Memory and Bandwidth are All You Need for Fully Sharded Data Parallel
Jiangtao Wang, Jan Ebert, Oleg Filatov, Stefan Kesselheim
TL;DR
This work tackles the challenge of training very large transformers with Fully Sharded Data Parallelism by foregrounding memory and, critically, inter-node bandwidth as bottlenecks. It combines theoretical development, simulation-grid analyses, and extensive experiments across clusters with different network speeds to map how model size, sequence length, and hardware resources interact under FSDP. Key findings show that GPU memory and network bandwidth jointly cap hardware FLOPs utilization (HFU) and model FLOPs utilization (MFU), with throughput (K) bounded by network capabilities, especially for long sequences and very large models. The study provides actionable hardware thresholds and guidelines for configuring FSDP-enabled training to maximize efficiency on bandwidth-constrained clusters, with practical implications for scaling LLMs.
Abstract
Transformer models have revolutionized a wide spectrum of disciplines, especially in language processing.

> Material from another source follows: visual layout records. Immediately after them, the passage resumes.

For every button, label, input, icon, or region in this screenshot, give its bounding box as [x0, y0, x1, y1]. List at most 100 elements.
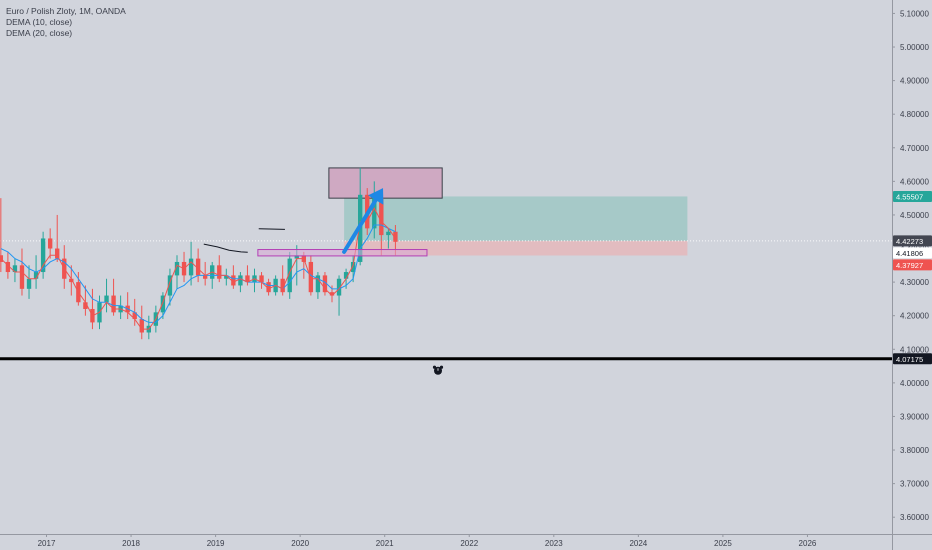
loss-zone[interactable]	[344, 240, 688, 256]
candle-body	[287, 258, 292, 293]
y-tick-label: 4.00000	[900, 379, 929, 388]
indicator-dema-10[interactable]: DEMA (10, close)	[6, 17, 73, 27]
x-tick-label: 2026	[799, 539, 817, 548]
profit-zone[interactable]	[344, 196, 688, 241]
x-tick-label: 2018	[122, 539, 140, 548]
indicator-dema-20[interactable]: DEMA (20, close)	[6, 28, 73, 38]
candle-body	[238, 275, 243, 286]
price-label-badge	[893, 235, 932, 247]
candle[interactable]	[315, 272, 321, 299]
candle[interactable]	[174, 255, 180, 289]
candle-body	[308, 261, 314, 293]
candle[interactable]	[372, 181, 377, 239]
candle-body	[26, 278, 32, 289]
candle-body	[231, 275, 236, 286]
x-tick-label: 2021	[376, 539, 394, 548]
candle-body	[217, 265, 222, 279]
price-label[interactable]: 4.07175	[893, 353, 932, 365]
price-label[interactable]: 4.42273	[893, 235, 932, 247]
candle-body	[266, 282, 271, 293]
candle[interactable]	[287, 251, 292, 299]
candle-body	[336, 278, 342, 296]
candle-body	[322, 275, 328, 293]
candle-body	[350, 261, 356, 273]
candle[interactable]	[47, 228, 53, 259]
chart-legend: Euro / Polish Zloty, 1M, OANDA DEMA (10,…	[6, 6, 126, 39]
dema-20-line[interactable]	[0, 224, 396, 323]
candle[interactable]	[202, 261, 208, 286]
y-tick-label: 3.60000	[900, 513, 929, 522]
candle-body	[55, 248, 60, 259]
price-label-text: 4.41806	[896, 249, 923, 258]
candle-body	[111, 295, 116, 313]
candle-body	[224, 275, 229, 279]
price-label-badge	[893, 190, 932, 202]
symbol-title[interactable]: Euro / Polish Zloty, 1M, OANDA	[6, 6, 126, 16]
arrow-shaft	[342, 198, 378, 254]
candle-body	[104, 295, 109, 303]
candle-body	[259, 275, 264, 283]
x-tick-label: 2025	[714, 539, 732, 548]
price-label-badge	[893, 247, 932, 259]
arrow-annotation[interactable]	[342, 188, 384, 254]
y-tick-label: 3.90000	[900, 412, 929, 421]
candle[interactable]	[266, 278, 271, 296]
target-box[interactable]	[328, 167, 443, 199]
candle[interactable]	[336, 275, 342, 316]
candle[interactable]	[238, 272, 243, 293]
price-label-badge	[893, 259, 932, 271]
candle-body	[174, 261, 180, 276]
drawn-line[interactable]	[258, 228, 285, 230]
candle[interactable]	[104, 278, 109, 313]
candle[interactable]	[322, 272, 328, 296]
candle-body	[386, 231, 391, 236]
candle[interactable]	[40, 231, 46, 279]
candle-body	[33, 272, 39, 279]
candle[interactable]	[139, 305, 144, 340]
price-label-badge	[893, 353, 932, 365]
y-tick-label: 4.10000	[900, 345, 929, 354]
price-label[interactable]: 4.37927	[893, 259, 932, 271]
candle-body	[69, 278, 74, 283]
candle[interactable]	[280, 265, 285, 296]
candle[interactable]	[12, 258, 18, 283]
candle-body	[132, 312, 137, 320]
candle-body	[47, 238, 53, 249]
alarm-clock-icon[interactable]	[432, 365, 444, 375]
candle[interactable]	[83, 285, 88, 316]
candle-body	[280, 278, 285, 293]
candle[interactable]	[188, 241, 194, 286]
candle[interactable]	[195, 248, 201, 283]
candle-body	[160, 295, 166, 313]
price-label[interactable]: 4.41806	[893, 247, 932, 259]
price-label[interactable]: 4.55507	[893, 190, 932, 202]
y-tick-label: 4.80000	[900, 110, 929, 119]
candle[interactable]	[69, 265, 74, 296]
candle[interactable]	[224, 268, 229, 286]
x-tick-label: 2019	[207, 539, 225, 548]
candle[interactable]	[386, 228, 391, 249]
y-tick-label: 4.30000	[900, 278, 929, 287]
candle-body	[5, 261, 11, 273]
y-tick-label: 5.00000	[900, 43, 929, 52]
candle[interactable]	[160, 292, 166, 320]
candle-body	[343, 272, 349, 279]
candle[interactable]	[55, 214, 60, 262]
price-label-text: 4.55507	[896, 192, 923, 201]
y-tick-label: 3.70000	[900, 480, 929, 489]
candle-body	[19, 265, 25, 289]
drawn-line[interactable]	[203, 243, 248, 253]
candle[interactable]	[259, 272, 264, 289]
candle[interactable]	[26, 265, 32, 299]
candle[interactable]	[231, 265, 236, 289]
candle[interactable]	[167, 268, 173, 306]
price-label-text: 4.07175	[896, 355, 923, 364]
candle[interactable]	[217, 255, 222, 283]
y-tick-label: 4.20000	[900, 312, 929, 321]
candle-body	[12, 265, 18, 273]
candle[interactable]	[111, 278, 116, 316]
dema-10-line[interactable]	[0, 207, 396, 330]
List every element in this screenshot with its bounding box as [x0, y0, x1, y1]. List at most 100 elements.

The recent success has proven that model size scalability is crucial for achieving superior performance metrics. However, training large transformer models is challenging even on modern hardware with powerful GPUs and high-speed interconnects. Existing studies primarily focus on optimizing model training distribution strategies to minimize memory footprint and enhance training speed, often overlooking the scalability challenges related to model size and hardware constraints. To address this oversight, we thoroughly investigate computational, memory, and network demands of training large transformers using the Fully Sharded Data Parallel (FSDP) distributed strategy across different hardware clusters. We explore the intricate relationships between model size and hardware setups to identify configurations that ensure maximum model and hardware efficiency, effective sequence length management, and optimal training throughput. A significant finding of our study is the critical interplay of the cluster's connection bandwidth and GPU memory size compared to the computational performance of GPUs. This interplay limits training efficiency, underscoring the role of both hardware characteristics as a possible bottleneck. By integrating theoretical analysis with simulations and empirical tests, we demonstrate how hardware limitations affect training efficacy, identifying key hardware thresholds and the impact of network connectivity. Our findings prompt a reassessment of training strategies guiding users on the way to finding hardware-optimal FSDP configurations, enhancing training efficiency for large-scale transformer models.